You can import an existing cluster profile using the wizard in the graphical interface, or you can do it programmatically as follows. If you use our sample distributed script provided in the following section, we include the MPS cluster profile setup for you, so you can skip the commands in this section.
At the MATLAB command line, enter the following line to import the MPS profile:
ncar_mps = parallel.importProfile('/glade/u/apps/opt/matlab/parallel/ncar_mps.mlsettings');
You need to import the profile only once; MATLAB will remember it in future sessions. If you anticipate using the parallel server profile frequently, you may want to make it your default parallel profile as shown here:
parallel.defaultClusterProfile(ncar-mps);
Using the MATLAB parallel server (MPS) to span multiple nodes
The configuration above will limit your job to the number of CPUs on a single node; on Casper and Cheyenne this means 36 workers, or 72 if you use hyperthreads. However, you can use the parallel server to span multiple nodes. When using MPS, MATLAB itself will submit a job to the batch scheduler and use an internal MPI library to enable communication between remote workers.

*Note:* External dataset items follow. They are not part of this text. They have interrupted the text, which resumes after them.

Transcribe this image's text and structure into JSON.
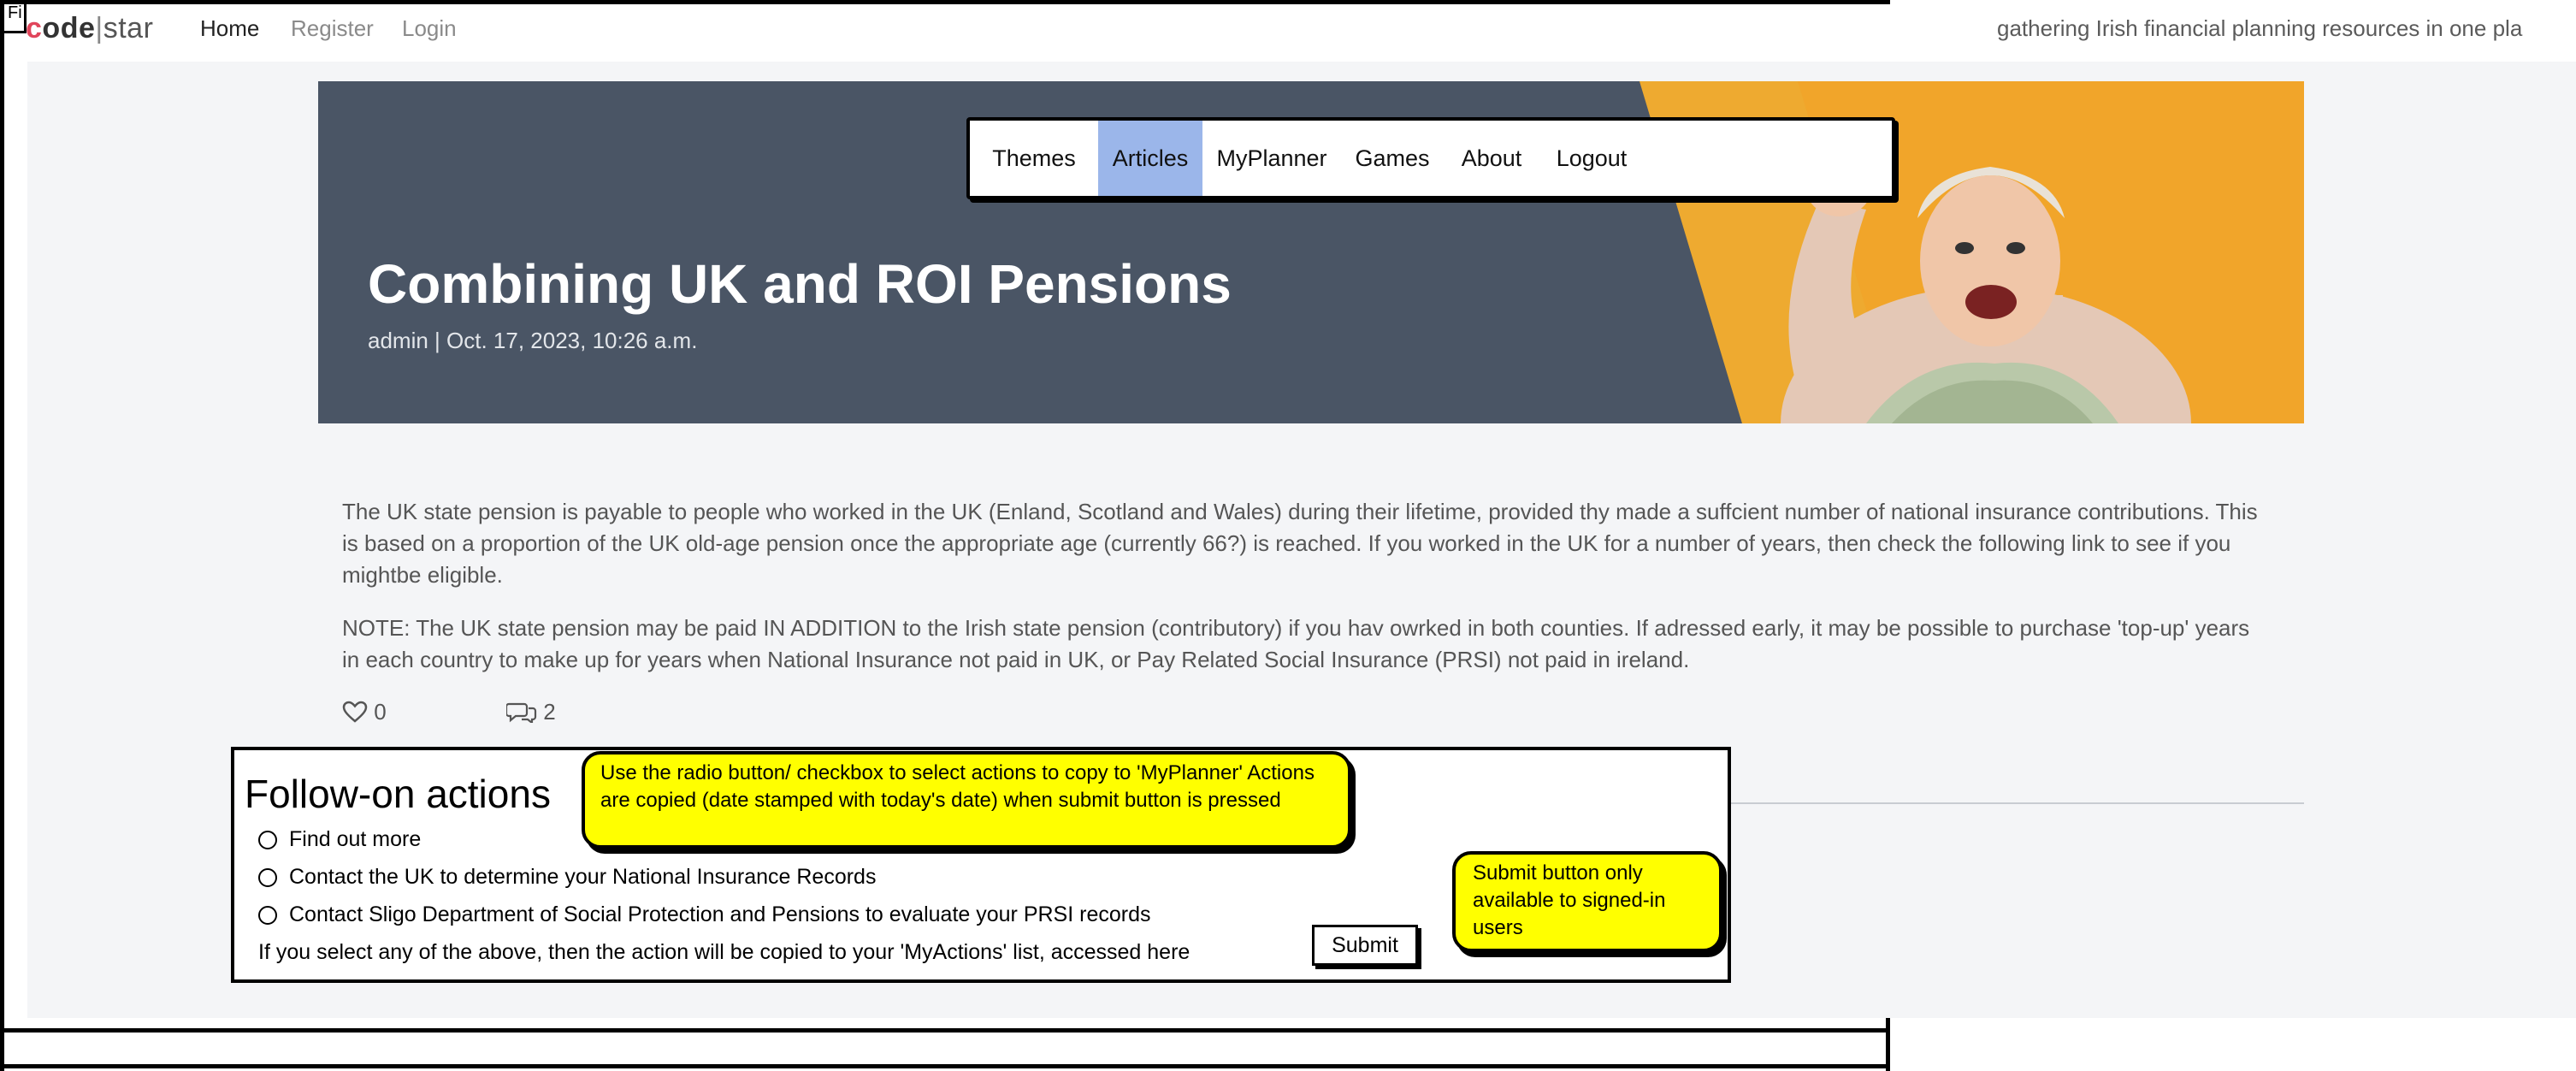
{
  "brand": {
    "logo_c": "c",
    "logo_rest": "ode",
    "logo_bar": "|",
    "logo_star": "star"
  },
  "corner_mark": "Fi",
  "topnav": {
    "home": "Home",
    "register": "Register",
    "login": "Login"
  },
  "tagline": "gathering Irish financial planning resources in one pla",
  "menu": [
    "Themes",
    "Articles",
    "MyPlanner",
    "Games",
    "About",
    "Logout"
  ],
  "menu_active": "Articles",
  "article": {
    "title": "Combining UK and ROI Pensions",
    "meta": "admin | Oct. 17, 2023, 10:26 a.m.",
    "para1": "The UK state pension is payable to people who worked in the UK (Enland, Scotland and Wales) during their lifetime, provided thy made a suffcient number of national insurance contributions.  This is based on a proportion of the UK old-age pension once the appropriate age (currently 66?) is reached.  If you worked in the UK for a number of years, then check the following link to see if you mightbe eligible.",
    "para2": "NOTE:  The UK state pension may be paid IN ADDITION to the Irish state pension (contributory) if you hav owrked in both counties.  If adressed early, it may be possible to purchase 'top-up' years in each country to make up for years when National Insurance not paid in UK, or Pay Related Social Insurance (PRSI) not paid in ireland.",
    "likes": "0",
    "comments": "2"
  },
  "follow_on": {
    "title": "Follow-on actions",
    "options": [
      "Find out more",
      "Contact the UK to determine your National Insurance Records",
      "Contact Sligo Department of Social Protection and Pensions to evaluate your PRSI records"
    ],
    "note": "If you select any of the above, then the action will be copied to your 'MyActions' list, accessed here",
    "submit_label": "Submit"
  },
  "annotations": {
    "radio_help": "Use the radio button/ checkbox to select actions to copy to 'MyPlanner' Actions are copied (date stamped with today's date) when submit button is pressed",
    "submit_help": "Submit button only available to signed-in users"
  },
  "colors": {
    "accent_active_menu": "#9bb6ea",
    "hero_dark": "#4a5565",
    "hero_orange": "#f1a52a",
    "sticky_note": "#ffff00",
    "logo_red": "#e0455b"
  }
}
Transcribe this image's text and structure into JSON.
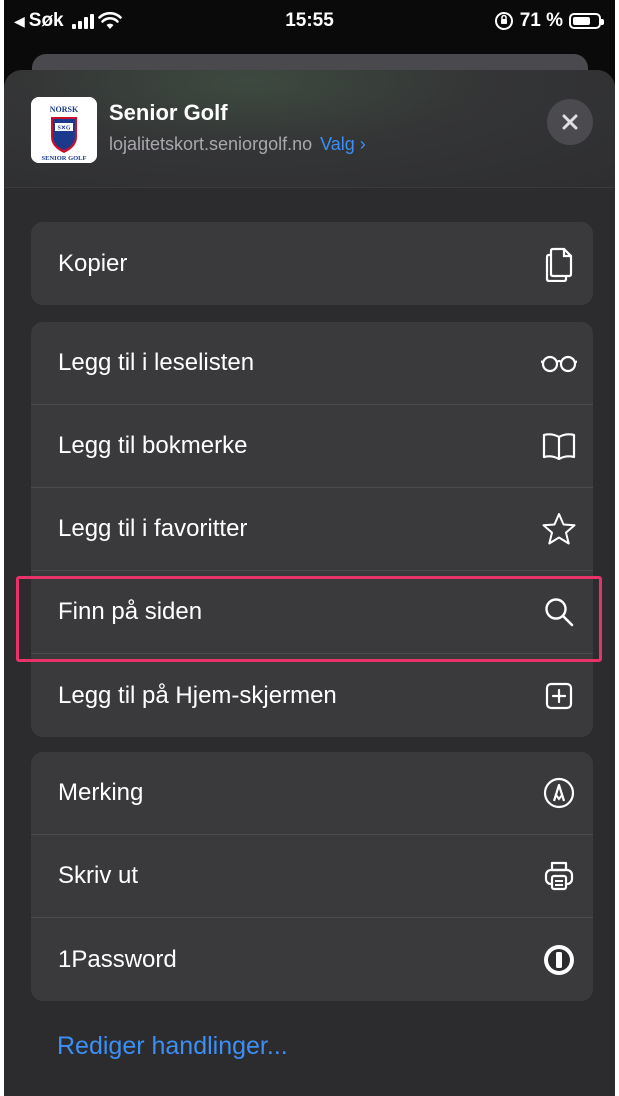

Example 2 (func_mps): Here again, use a MATLAB script to set up your parallel cluster as in this example, which embeds MATLAB code into a driver script:
submit_server.sh: #!/bin/bash # This script doesn't need to run on a batch node... we can simply submit # the parallel job by running this script on the login node module rm ncarenv module load matlab mkdir -p output # Job parameters MPSNODES=2 MPSTASKS=4 MPSACCOUNT=<PROJECT> MPSQUEUE=casper@casper-pbs MPSWALLTIME=300 SECONDS=0 matlab -nodesktop -nosplash << EOF % Add cluster profile if not already present if ~any(strcmp(parallel.clusterProfiles, 'ncar_mps')) ncar_mps = parallel.importProfile('/glade/u/apps/opt/matlab/parallel/ncar_mps.mlsettings'); end % Start PBS cluster and submit job with custom number of workers c = parcluster('ncar_mps'); % Matlab workers will equal nodes * tasks-per-node - 1 jNodes = '$MPSNODES'; jTasks = '$MPSTASKS'; jWorkers = str2num(jNodes) * str2num(jTasks) - 1; c.ClusterMatlabRoot = getenv('NCAR_ROOT_MATLAB'); c.ResourceTemplate = append('-l select=', jNodes, ':ncpus=', jTasks, ':mpiprocs=', jTasks); c.SubmitArguments = append('-A $MPSACCOUNT -q $MPSQUEUE -l walltime=$MPSWALLTIME'); c.JobStorageLocation = append(getenv('PWD'), '/output'); % Output cluster settings c % Submit job to batch scheduler (PBS) j = batch(c, @parallel_sum, 1, {100}, 'pool', jWorkers); % Wait for job to finish and get output wait(j); diary(j); exit; EOF echo "Time elapsed = $SECONDS s"
Sample PCT scripts
Including the scripts shown above, there are four sets of example scripts that you can use, modify, and extend to fit your purposes. All four examples can be copied from /glade/u/apps/opt/matlab/parallel/examples.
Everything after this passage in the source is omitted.